Owner: Clyde Johnson
Featured this month is a rare 65 year old truck was saved from an unknown destiny almost 35 years ago. The survival rate of this style 1940 Chevrolet pickup is very low because they are rated 3/4 ton. Heavier demands were placed on almost all non-1/2 ton pickups and most were just ‘used up.’
This beauty still lives because it was first owned by the Walnut Grove, Missouri Volunteer Fire Department (near Springfield) and saw duty during occasional fires in the small community. Much of its life it set in the town fire station ready for emergency calls. This is probably why only 26,000 now show on the odometer. It carried ladders, hoses, and related fire equipment as well as firemen. Usually it followed near the larger town fire truck.
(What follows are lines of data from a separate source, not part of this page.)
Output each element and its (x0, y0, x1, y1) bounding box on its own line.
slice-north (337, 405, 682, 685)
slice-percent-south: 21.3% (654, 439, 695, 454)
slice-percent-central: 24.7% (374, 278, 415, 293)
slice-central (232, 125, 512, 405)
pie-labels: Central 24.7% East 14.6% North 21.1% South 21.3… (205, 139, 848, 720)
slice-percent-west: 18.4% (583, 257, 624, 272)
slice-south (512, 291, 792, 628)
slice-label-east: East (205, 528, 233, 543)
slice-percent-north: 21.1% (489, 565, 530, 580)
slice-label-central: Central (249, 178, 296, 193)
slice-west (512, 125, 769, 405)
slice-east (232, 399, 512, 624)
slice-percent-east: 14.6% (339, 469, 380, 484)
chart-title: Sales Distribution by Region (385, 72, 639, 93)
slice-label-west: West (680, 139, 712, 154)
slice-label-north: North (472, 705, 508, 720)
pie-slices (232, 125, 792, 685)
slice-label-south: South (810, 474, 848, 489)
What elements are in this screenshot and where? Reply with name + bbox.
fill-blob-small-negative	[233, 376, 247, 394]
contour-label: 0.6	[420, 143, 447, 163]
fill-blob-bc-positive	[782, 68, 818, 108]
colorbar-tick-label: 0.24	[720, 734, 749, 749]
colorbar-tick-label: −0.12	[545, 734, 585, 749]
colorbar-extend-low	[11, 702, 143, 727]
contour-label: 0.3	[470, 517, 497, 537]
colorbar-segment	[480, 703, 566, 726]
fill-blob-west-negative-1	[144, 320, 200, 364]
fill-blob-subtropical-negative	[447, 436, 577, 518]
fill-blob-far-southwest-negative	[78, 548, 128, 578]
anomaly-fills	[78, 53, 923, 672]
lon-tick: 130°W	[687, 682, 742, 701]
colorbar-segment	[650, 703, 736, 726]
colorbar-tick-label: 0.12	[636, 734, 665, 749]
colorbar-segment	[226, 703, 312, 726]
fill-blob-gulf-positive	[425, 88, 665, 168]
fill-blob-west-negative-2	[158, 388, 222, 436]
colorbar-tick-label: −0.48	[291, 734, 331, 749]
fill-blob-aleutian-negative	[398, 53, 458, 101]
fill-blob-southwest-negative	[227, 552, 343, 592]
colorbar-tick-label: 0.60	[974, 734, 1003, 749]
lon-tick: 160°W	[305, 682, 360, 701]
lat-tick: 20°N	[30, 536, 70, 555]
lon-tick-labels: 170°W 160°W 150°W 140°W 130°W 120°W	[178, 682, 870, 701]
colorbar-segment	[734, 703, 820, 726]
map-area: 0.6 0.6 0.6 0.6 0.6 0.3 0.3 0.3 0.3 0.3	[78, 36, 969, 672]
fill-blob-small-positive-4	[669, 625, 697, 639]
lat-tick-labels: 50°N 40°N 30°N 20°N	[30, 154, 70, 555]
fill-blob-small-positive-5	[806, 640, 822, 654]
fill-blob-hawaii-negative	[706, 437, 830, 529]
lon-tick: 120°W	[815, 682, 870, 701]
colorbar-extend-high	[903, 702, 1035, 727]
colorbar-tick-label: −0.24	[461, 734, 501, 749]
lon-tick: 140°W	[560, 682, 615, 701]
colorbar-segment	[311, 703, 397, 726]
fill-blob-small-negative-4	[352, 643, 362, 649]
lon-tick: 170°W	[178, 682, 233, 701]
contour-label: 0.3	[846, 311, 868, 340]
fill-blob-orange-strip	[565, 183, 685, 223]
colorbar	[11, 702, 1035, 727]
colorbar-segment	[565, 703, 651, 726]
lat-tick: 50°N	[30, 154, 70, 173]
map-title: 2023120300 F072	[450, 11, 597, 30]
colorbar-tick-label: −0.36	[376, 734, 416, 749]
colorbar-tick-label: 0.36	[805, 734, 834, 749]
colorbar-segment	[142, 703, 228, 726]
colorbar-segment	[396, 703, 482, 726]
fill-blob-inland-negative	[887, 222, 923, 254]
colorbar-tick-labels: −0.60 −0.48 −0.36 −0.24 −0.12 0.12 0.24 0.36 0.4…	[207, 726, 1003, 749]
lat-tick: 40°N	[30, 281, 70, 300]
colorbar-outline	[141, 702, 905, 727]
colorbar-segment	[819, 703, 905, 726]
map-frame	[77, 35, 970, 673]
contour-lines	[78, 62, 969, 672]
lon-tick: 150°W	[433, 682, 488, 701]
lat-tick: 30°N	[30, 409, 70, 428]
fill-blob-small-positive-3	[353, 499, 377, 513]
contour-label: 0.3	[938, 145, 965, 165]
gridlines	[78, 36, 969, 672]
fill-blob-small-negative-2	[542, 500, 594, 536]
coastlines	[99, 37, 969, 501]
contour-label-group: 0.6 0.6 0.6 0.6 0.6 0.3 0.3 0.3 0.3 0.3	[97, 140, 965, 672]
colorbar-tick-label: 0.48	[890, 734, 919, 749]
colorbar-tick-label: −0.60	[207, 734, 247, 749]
The person responsible for the rebirth of this classic older 3/4 ton is Clyde Johnson of Independence, Missouri. He purchased it un-restored from a neighbor in the 1970’s for $200. It was to give his 16 year old son, Larry, something different, dependable, and ‘not fast’ to drive to high school. It came to be Larry’s main local transportation for several years. But then Clyde got it back after graduation. A total restoration was always a consideration but family responsibilities kept it on a ‘someday’ to do list.
It was over thirty years later that Clyde got serious about giving the little 3/4 ton the ground-up restoration it so badly needed. His four children were on their own and he had just retired after many years as a machinist training instructor.
Once the restoration began, Clyde averaged 20 hours per week, 25 most all was done by him personally. He disassembled it to the bare frame and then began building it back and restoring each piece. To make it look less like a fire truck and more as a civilian truck, he removed the spotlight, siren, ladder brackets and a very large steel plate rear bumper where fireman stood on the way to a fire.
It now looks like a 1940 Chevrolet truck as it left the factory. The correct red, black fenders and running boards plus rebuilt mechanicals and new chrome makes it a real ‘traffic stopper.’ It still has it’s 216 six cylinder engine, 4 speed transmission and ¾ ton differential. Yes, 55 miles per hour is about its limit.
Clyde’s enjoyment with his little red truck has increased even more since the restoration three years ago. He has become very active in the local Kansas City Genuine Chevrolet/GMC truck club. He and his little red truck are seen regularly at local shows, driving events, and cruise night drive-ins.